2007年5月号掲載
〈スピリチュアル〉はなぜ流行るのか
- 著者
- 出版社
- 発行日2007年3月29日
- 定価792円
- ページ数206ページ
※『TOPPOINT』にお申し込みいただき「月刊誌会員」にご登録いただくと、ご利用いただけます。
※最新号以前に掲載の要約をご覧いただくには、別途「月刊誌プラス会員」のお申し込みが必要です。
著者紹介
概要
今、スピリチュアル・ヒーリングやスピリチュアル・ケアなど、“スピリチュアル”が流行っている。これは、宗教の枠に収まりきらない宗教的なるものと言え、最近、日本の社会で、重要な役割を担いつつある。本書では、ヒット曲やベストセラー、ブログなど身近な社会現象を素材に、スピリチュアルとは何かを紹介し、我々はそれとどう向き合うべきかを考える。
要約
「ジュピター」はなぜ人を癒すのか
「日本人は無宗教」と広く思われている。ある世論調査によると、「何か宗教を信じている」人は全体で2割余り。20代では1割もいない。

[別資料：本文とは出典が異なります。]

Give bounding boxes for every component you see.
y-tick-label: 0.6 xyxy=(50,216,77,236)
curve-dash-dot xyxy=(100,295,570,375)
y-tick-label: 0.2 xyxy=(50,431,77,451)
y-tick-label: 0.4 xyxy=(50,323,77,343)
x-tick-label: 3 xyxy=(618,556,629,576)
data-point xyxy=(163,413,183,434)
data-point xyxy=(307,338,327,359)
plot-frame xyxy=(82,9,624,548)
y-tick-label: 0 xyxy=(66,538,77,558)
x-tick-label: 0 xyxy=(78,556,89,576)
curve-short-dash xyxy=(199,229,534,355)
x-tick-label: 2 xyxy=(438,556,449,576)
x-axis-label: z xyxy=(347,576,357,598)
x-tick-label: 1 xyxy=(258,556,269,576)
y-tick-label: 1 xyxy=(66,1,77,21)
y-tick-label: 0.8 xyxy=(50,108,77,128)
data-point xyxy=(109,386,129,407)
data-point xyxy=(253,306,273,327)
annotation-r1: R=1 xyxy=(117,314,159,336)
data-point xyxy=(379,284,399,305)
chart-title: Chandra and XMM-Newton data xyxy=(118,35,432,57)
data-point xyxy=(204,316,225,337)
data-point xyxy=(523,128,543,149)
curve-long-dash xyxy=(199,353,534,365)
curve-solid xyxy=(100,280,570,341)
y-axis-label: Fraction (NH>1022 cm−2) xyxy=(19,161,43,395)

ところが、「神仏はいると思うか」という問いには、20代の3割以上が「はい」と答えている。また、「何とも言えない」もほぼ同数いる。
つまり、神や仏がいるかもしれないと考える若者は、少なくとも6割いる。これと、「宗教は信じない」との差は、どう考えればよいのか?
この差について考える際、手がかりとなるのが、次のような英語の表現だ。
“I 'm not religious, but spiritual.”
特定の宗教は信じないが、スピリチュアルなものは信じる、という意味である。
では、このスピリチュアルとは何か? わかるようで、よくわからない。精神的とか霊的とか訳してもうまくいかない。だから、カタカナのままで使われているのが現状だ。
スピリチュアルの名詞形は「スピリチュアリティ」であり、宗教研究者たちはこのなじみの薄い言葉を、例えば次のように捉えている。
- ・自分の中や自分と他者との間で働いていると感じられる、自分を超えた何ものかとつながっている感覚(の質)
- ・超自然的な力や存在に自己が影響を受けている感覚
微妙にニュアンスは違うが、大きく捉えれば、「何らかの超越的な存在×それとつながる感覚」といったあたりが共通している。理屈でなく感覚、というところがポイントだ。
「ジュピター(Jupiter)」と中越地震
2003年末に発売された歌「Jupiter」は、シングルCDの売上が100万枚を超えるヒットとなった。
この歌は、04年の新潟県中越地震を機に話題となった。発売からずいぶん時間がたっていたにもかかわらず、新潟のラジオ局に「応援メッセージ」とともにリクエストが殺到したのだ。